À esquerda, paira a ideia de que Moro prepara uma “ratazana” para encarcerar o petista. É o que diz o site da Causa Operária, que convoca a miltância a “ocupar Curitiba com cem mil guarda-costas contra a prisão de Lula”.

Há expectativa também à direita. A página de Facebook “Lula no Xadrez” publicou um cartaz que simula erros de português na fala do ex-presidente: “Lulladrão, cadê você? A República de Curitiba te aguarda ansiosa!!! Seja di pé, rastejando que nem jararaca ou de bicicreta, não tem pobrema… Vem logo, querido!”.

A eventual detenção de Lula –em outro dia– não é descartada pelo professor de processo penal da USP Gustavo Badaró. “Pelos padrões do Moro, por menos ele já prendeu outras pessoas. Em interrogatório, Léo Pinheiro [sócio da OAS] disse que Lula o aconselhou a destruir provas [e, 2014], uma hipótese clássica para a prisão preventiva.”

Para Badaró, contudo, esse argumento é inadequado. Mesmo se provada a versão do delator, “seria um perigo que já se realizou, a prova já foi destruída, e a prisão não impediria isso”. O suposto pedido para liquidar evidências no passado, portanto, pode pesar contra ele no processo criminal –mas não embasar um confinamento antecipado.

Só uma tentativa recente de obstruir a Justiça justificaria aprisionar um réu não condenado, diz.
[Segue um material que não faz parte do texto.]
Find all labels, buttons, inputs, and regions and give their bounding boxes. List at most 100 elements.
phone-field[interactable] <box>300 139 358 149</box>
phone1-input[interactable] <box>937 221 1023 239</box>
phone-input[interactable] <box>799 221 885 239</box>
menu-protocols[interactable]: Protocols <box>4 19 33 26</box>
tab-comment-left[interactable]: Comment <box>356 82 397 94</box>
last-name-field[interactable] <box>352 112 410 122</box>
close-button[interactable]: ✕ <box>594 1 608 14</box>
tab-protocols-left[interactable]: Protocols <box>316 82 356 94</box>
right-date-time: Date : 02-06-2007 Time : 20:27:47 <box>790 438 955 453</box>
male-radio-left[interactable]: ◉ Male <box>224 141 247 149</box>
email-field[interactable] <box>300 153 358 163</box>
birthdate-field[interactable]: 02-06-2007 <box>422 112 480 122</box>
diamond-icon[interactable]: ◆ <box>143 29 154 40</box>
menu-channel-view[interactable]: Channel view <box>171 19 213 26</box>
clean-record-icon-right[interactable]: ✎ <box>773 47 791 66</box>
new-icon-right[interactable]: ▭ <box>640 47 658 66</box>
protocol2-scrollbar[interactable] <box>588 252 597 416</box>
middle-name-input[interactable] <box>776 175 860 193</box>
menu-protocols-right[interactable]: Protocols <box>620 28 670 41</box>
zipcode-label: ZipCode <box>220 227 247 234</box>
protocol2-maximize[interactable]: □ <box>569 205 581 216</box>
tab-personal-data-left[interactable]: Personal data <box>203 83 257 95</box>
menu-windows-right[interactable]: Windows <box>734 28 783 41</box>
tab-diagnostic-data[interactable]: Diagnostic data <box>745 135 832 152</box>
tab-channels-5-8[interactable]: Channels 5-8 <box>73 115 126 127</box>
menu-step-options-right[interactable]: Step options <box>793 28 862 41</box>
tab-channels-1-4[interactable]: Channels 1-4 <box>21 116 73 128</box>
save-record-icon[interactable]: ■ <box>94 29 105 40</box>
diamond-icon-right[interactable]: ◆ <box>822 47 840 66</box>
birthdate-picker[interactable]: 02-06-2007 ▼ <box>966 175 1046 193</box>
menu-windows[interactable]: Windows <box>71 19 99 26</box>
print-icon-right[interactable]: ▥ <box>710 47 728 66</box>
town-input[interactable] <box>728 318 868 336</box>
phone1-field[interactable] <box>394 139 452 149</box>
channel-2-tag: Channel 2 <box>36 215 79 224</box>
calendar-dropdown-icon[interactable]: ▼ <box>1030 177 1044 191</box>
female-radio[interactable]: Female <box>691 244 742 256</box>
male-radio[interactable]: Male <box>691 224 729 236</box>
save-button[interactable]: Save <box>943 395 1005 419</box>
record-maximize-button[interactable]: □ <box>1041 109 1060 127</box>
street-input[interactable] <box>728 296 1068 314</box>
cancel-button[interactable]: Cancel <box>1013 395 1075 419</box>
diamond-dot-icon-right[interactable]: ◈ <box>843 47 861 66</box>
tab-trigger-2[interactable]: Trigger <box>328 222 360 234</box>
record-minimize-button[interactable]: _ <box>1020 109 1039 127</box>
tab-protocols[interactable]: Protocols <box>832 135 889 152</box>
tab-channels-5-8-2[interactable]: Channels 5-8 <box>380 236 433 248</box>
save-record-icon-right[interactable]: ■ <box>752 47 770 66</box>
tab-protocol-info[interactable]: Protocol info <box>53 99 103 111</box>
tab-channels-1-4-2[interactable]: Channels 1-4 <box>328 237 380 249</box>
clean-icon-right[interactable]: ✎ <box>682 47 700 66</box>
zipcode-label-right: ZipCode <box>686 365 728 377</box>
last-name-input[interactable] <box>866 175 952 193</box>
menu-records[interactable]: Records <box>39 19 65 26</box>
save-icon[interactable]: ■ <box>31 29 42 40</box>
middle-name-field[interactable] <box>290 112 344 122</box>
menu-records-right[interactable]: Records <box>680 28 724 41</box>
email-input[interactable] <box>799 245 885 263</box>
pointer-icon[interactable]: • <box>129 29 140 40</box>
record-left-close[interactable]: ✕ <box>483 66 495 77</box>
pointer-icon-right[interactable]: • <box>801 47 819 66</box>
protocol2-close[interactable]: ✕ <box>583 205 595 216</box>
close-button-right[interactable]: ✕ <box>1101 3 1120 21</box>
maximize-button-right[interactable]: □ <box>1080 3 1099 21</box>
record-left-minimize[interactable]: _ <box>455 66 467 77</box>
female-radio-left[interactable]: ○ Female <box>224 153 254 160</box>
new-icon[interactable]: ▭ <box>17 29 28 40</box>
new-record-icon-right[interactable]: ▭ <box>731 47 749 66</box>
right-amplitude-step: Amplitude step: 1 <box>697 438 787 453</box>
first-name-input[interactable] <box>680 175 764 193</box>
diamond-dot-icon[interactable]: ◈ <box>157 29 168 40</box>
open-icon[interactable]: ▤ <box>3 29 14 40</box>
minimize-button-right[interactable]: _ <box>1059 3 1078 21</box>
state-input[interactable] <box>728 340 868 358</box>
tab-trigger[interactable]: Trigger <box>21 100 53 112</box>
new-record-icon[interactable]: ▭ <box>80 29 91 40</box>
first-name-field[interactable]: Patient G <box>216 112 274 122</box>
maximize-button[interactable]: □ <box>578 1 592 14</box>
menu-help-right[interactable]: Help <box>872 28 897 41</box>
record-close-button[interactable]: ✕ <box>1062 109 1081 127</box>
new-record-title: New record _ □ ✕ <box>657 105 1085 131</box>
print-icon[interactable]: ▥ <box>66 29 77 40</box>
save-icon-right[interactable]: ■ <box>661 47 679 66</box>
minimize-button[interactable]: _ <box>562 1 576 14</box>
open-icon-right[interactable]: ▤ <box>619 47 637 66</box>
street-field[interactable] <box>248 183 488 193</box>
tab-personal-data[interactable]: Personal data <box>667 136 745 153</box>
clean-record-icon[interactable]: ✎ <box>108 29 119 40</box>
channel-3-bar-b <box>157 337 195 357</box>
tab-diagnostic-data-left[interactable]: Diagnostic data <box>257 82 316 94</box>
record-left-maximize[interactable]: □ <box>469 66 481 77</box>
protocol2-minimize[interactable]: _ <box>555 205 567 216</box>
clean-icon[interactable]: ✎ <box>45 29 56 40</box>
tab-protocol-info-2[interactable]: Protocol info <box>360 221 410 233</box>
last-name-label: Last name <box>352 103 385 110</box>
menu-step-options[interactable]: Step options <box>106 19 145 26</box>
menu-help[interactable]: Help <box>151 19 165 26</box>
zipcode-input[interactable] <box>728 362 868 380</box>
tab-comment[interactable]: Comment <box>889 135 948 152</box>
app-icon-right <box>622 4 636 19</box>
E alegar que Lula possa reincidir e pedir nova destruição de provas “seria pura elucubração”.

Um juiz também pode decretar detenção provisória se ver risco de fuga ou ameaça à ordem pública. “Não acredito que essas condições existam em relação a Lula”, diz o professor da FGV-Rio Ivar Hartmann. Para ele, este último critério “é vago e permite abusos nas prisões”. “Seria como afirmar que o crime pelo qual o réu é acusado é muito grave e, se ficar solto, isso irá comover negativamente a comunidade.”

Já aconteceu de um juiz mandar prender alguém que voluntariamente apareceu para depor (nunca na Lava Jato). Mas “seria uma estranha e infeliz coincidência” se isso ocorresse na quarta, diz Fernando Castelo Branco, um dos coordenadores do Instituto de Direito Público de São Paulo.

“Soaria muito mais como armadilha, um motivador para simpatizantes de Lula se revoltarem, do que um ato justificado por elementos que respaldam a prisão preventiva.”

Por Lula ser quem é, Moro pode ter um zelo que nem sempre dispensa a outros réus, segundo Castelo Branco. “Claro que ajuda esta condição populista, gera contrafogo com Judiciário. Lula é quase santificado em muitos rincões.”

Se Moro tivesse provas sólidas para prendê-lo, já o teria feito. “Não é aquele amontoado de setas que pode justificar uma prisão”, diz, em referência à famosa apresentação no Power Point preparada pelo coordenador da Lava Jato, Deltan Dallagnol, que colocava Lula no centro do esquema.

Em vídeo publicado no Facebook, o próprio Moro desencoraja a ida de simpatizantes a Curitiba. Diz que “nada de diferente ou anormal” acontecerá no dia. “É uma oportunidade que o sr. ex-presidente vai ter para se defender, é um ato normal do processo.”